The second section, Historical Impulse, where she reflects on her childhood in South Africa under Apartheid, I found both enlightening and deeply moving. From a child’s perspective she sees the inequities in the social system. (No Virginia Woolf here) Why does the black woman who cares for her have to be called a European name for her work? Why does she have to leave her own child in order to care for a white person’s child? And why do the beaches have signs that say

                          THIS BATHING AREA IS RESERVED FOR THE

                                                      SOLE USE

                                 OF MEMBERS OF THE WHITE RACE

Her father, a lawyer and colleague of Nelson Mandela, is arrested and jailed and Levy is sent out of Durban to live the family of her Godmother. Eventually she returns to her family when her father is freed after several years, and they emigrate to England. This takes its toll on her parent’s marriage and they divorce.

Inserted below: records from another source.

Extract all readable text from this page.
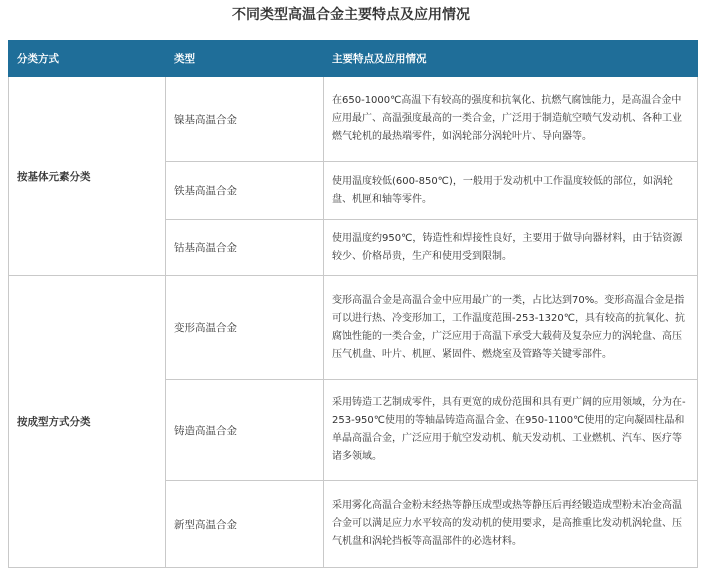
不同类型高温合金主要特点及应用情况
分类方式	类型	主要特点及应用情况
按基体元素分类	镍基高温合金	在650-1000℃高温下有较高的强度和抗氧化、抗燃气腐蚀能力，是高温合金中应用最广、高温强度最高的一类合金，广泛用于制造航空喷气发动机、各种工业燃气轮机的最热端零件，如涡轮部分涡轮叶片、导向器等。
	铁基高温合金	使用温度较低(600-850℃)，一般用于发动机中工作温度较低的部位，如涡轮盘、机匣和轴等零件。
	钴基高温合金	使用温度约950℃，铸造性和焊接性良好，主要用于做导向器材料，由于钴资源较少、价格昂贵，生产和使用受到限制。
按成型方式分类	变形高温合金	变形高温合金是高温合金中应用最广的一类，占比达到70%。变形高温合金是指可以进行热、冷变形加工，工作温度范围-253-1320℃，具有较高的抗氧化、抗腐蚀性能的一类合金，广泛应用于高温下承受大载荷及复杂应力的涡轮盘、高压压气机盘、叶片、机匣、紧固件、燃烧室及管路等关键零部件。
	铸造高温合金	采用铸造工艺制成零件，具有更宽的成份范围和具有更广阔的应用领域，分为在-253-950℃使用的等轴晶铸造高温合金、在950-1100℃使用的定向凝固柱晶和单晶高温合金，广泛应用于航空发动机、航天发动机、工业燃机、汽车、医疗等诸多领域。
	新型高温合金	采用雾化高温合金粉末经热等静压成型或热等静压后再经锻造成型粉末冶金高温合金可以满足应力水平较高的发动机的使用要求，是高推重比发动机涡轮盘、压气机盘和涡轮挡板等高温部件的必选材料。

Now she has to adapt being in England, to wearing those lime green platform shoes. But all this time she is learning to raise her voice and to identify as a writer.

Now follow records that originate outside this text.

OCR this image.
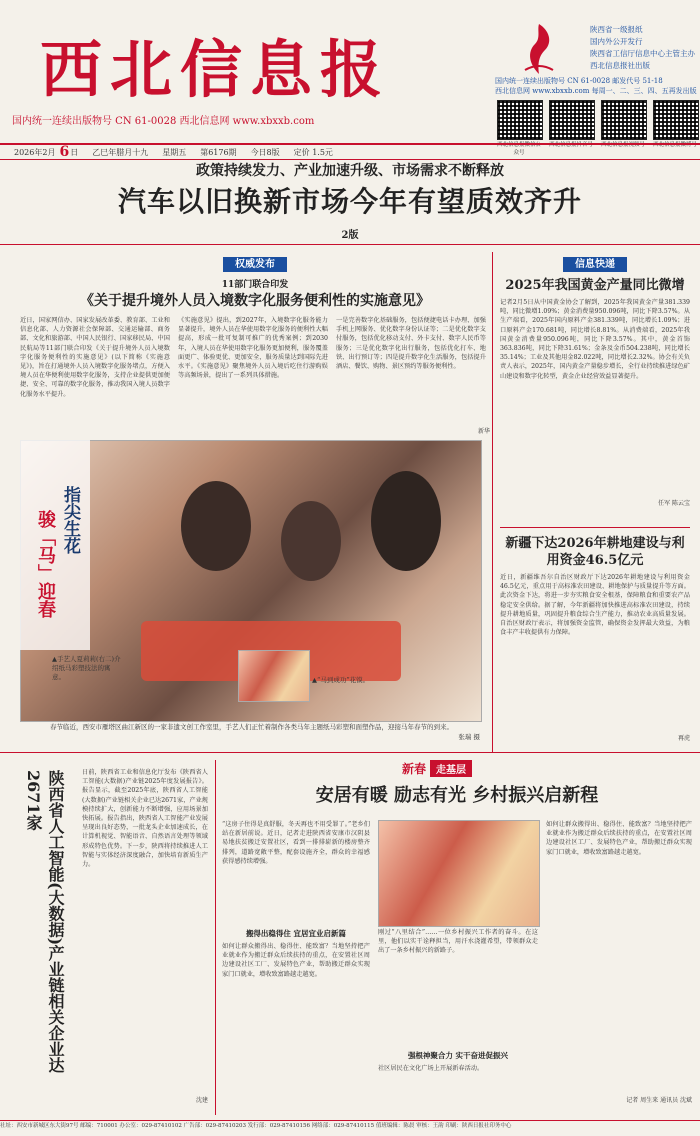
西北信息报
国内统一连续出版物号 CN 61-0028 西北信息网 www.xbxxb.com
陕西省一级报纸
国内外公开发行
陕西省工信厅信息中心主管主办
西北信息报社出版
国内统一连续出版物号 CN 61-0028 邮发代号 51-18
西北信息网 www.xbxxb.com 每周一、二、三、四、五再发出版
西北信息报微信公众号
西北信息报抖音号 西北信息报视频号 西北信息报微博号
2026年2月 6 日 乙巳年腊月十九 星期五 第6176期 今日8版 定价 1.5元
政策持续发力、产业加速升级、市场需求不断释放
汽车以旧换新市场今年有望质效齐升
2版
权威发布
11部门联合印发
《关于提升境外人员入境数字化服务便利性的实施意见》
近日，国家网信办、国家发展改革委、教育部、工业和信息化部、人力资源社会保障部、交通运输部、商务部、文化和旅游部、中国人民银行、国家移民局、中国民航局等11部门联合印发《关于提升境外人员入境数字化服务便利性的实施意见》(以下简称《实施意见》)，旨在打通境外人员入境数字化服务堵点，方便入境人员在华便利使用数字化服务，支持企业提供更加便捷、安全、可靠的数字化服务，推动我国入境人员数字化服务水平提升。
《实施意见》提出，到2027年，入境数字化服务能力显著提升，境外人员在华使用数字化服务的便利性大幅提高，形成一批可复制可推广的优秀案例；到2030年，入境人员在华使用数字化服务更加便利，服务覆盖面更广、体验更优、更加安全，服务质量达到国际先进水平。《实施意见》聚焦境外人员入境后吃住行游购娱等高频场景，提出了一系列具体措施。
一是完善数字化基础服务，包括便捷电话卡办理、加强手机上网服务、优化数字身份认证等；二是优化数字支付服务，包括优化移动支付、外卡支付、数字人民币等服务；三是优化数字化出行服务，包括优化打车、地铁、出行预订等；四是提升数字化生活服务，包括提升酒店、餐饮、购物、景区预约等服务便利性。
新华
指尖生花
骏「马」迎春
▲手艺人夏莉莉(右二)介绍纸马彩塑技法的寓意。	▲“马到成功”花馍。
春节临近，西安市雁塔区曲江新区的一家非遗文创工作室里，手艺人们正忙着制作各类马年主题纸马彩塑和面塑作品，迎接马年春节的到来。
张瑞 摄
信息快递
2025年我国黄金产量同比微增
记者2月5日从中国黄金协会了解到，2025年我国黄金产量381.339吨，同比微增1.09%；黄金消费量950.096吨，同比下降3.57%。从生产端看，2025年国内原料产金381.339吨，同比增长1.09%；进口原料产金170.681吨，同比增长8.81%。从消费端看，2025年我国黄金消费量950.096吨，同比下降3.57%。其中，黄金首饰363.836吨，同比下降31.61%；金条及金币504.238吨，同比增长35.14%；工业及其他用金82.022吨，同比增长2.32%。协会有关负责人表示，2025年，国内黄金产量稳步增长，全行业持续推进绿色矿山建设和数字化转型，黄金企业经营效益显著提升。
任军 陈云宝
新疆下达2026年耕地建设与利用资金46.5亿元
近日，新疆维吾尔自治区财政厅下达2026年耕地建设与利用资金46.5亿元，重点用于高标准农田建设、耕地保护与质量提升等方面。此次资金下达，将进一步夯实粮食安全根基，保障粮食和重要农产品稳定安全供给。据了解，今年新疆将加快推进高标准农田建设，持续提升耕地质量，巩固提升粮食综合生产能力，推动农业高质量发展。自治区财政厅表示，将加强资金监管，确保资金发挥最大效益，为粮食丰产丰收提供有力保障。
再虎
陕西省人工智能(大数据)产业链相关企业达2671家	日前，陕西省工业和信息化厅发布《陕西省人工智能(大数据)产业链2025年度发展报告》。报告显示，截至2025年底，陕西省人工智能(大数据)产业链相关企业已达2671家，产业规模持续扩大，创新能力不断增强，应用场景加快拓展。报告指出，陕西省人工智能产业发展呈现出良好态势，一批龙头企业加速成长，在计算机视觉、智能语音、自然语言处理等领域形成特色优势。下一步，陕西将持续推进人工智能与实体经济深度融合，加快培育新质生产力。
沈建
新春	走基层
安居有暖 励志有光 乡村振兴启新程
“这房子住得是真舒服，冬天再也不用受罪了。”老乡们站在新居前说。近日，记者走进陕西省安康市汉阴县易地扶贫搬迁安置社区，看到一排排崭新的楼房整齐排列，道路宽敞平整，配套设施齐全，群众的幸福感获得感持续增强。
搬得出稳得住 宜居宜业启新篇
如何让群众搬得出、稳得住、能致富？当地坚持把产业就业作为搬迁群众后续扶持的重点，在安置社区周边建设社区工厂、发展特色产业，帮助搬迁群众实现家门口就业，增收致富路越走越宽。
刚过“八里结合”……一位乡村振兴工作者的奋斗。在这里，他们以实干诠释担当，用汗水浇灌希望，带领群众走出了一条乡村振兴的新路子。
强根神聚合力 实干奋进促振兴
社区居民在文化广场上开展新春活动。
如何让群众搬得出、稳得住、能致富？当地坚持把产业就业作为搬迁群众后续扶持的重点，在安置社区周边建设社区工厂、发展特色产业，帮助搬迁群众实现家门口就业，增收致富路越走越宽。
记者 周生来 通讯员 沈斌
社址：西安市新城区东大街97号 邮编：710001 办公室：029-87410102 广告部：029-87410203 发行部：029-87410156 网络部：029-87410115 值班编辑：陈晨 审核：王韵 印刷：陕西日报社印务中心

A remarkable glimpse into the life and work of a talented and compassionate woman. The perfect antidote to the book by Kinsgley Amis I have just read (Why on earth did he get the Booker Prize for The Old Devils? But that’s another story.)

And I was delighted to discover Deborah Levy has book four  of her memoirs, The Position of Spoons: And Other Intimacies , coming out in October of his year.

 

8 thoughts on “Deborah Levy : Things I Don’t Want to Know

  1. I agree with your comments about not necessarily needing to read these books in order as I too started elsewhere. The Cost of Living was my first, followed by Things I Don’t Want to Know and then Real Estate. Oddly enough, this first volume turned out to be my least favourite of the three, partly because I’m more interested in Levy’s thoughts on marriage, motherhood and other related topics than her childhood. That said, there’s no denying the precision of her prose. Thanks for a great reminder of this one!

  2. It seems like struggle and failure is the “reason d’etre” for most books. A happy life and wonderful relationship is a bore, not much to write about. I’ve been in the working world and I have been a housewife and mother. I would add that being a wife and mother was by far the most challenging and rewarding for me. Being a woman in the working world is full of conundrums. At my advanced age I am exceedingly grateful for the companionship and attention of my children. I want them to have their own lives but for some reason they are still very much a part of mine.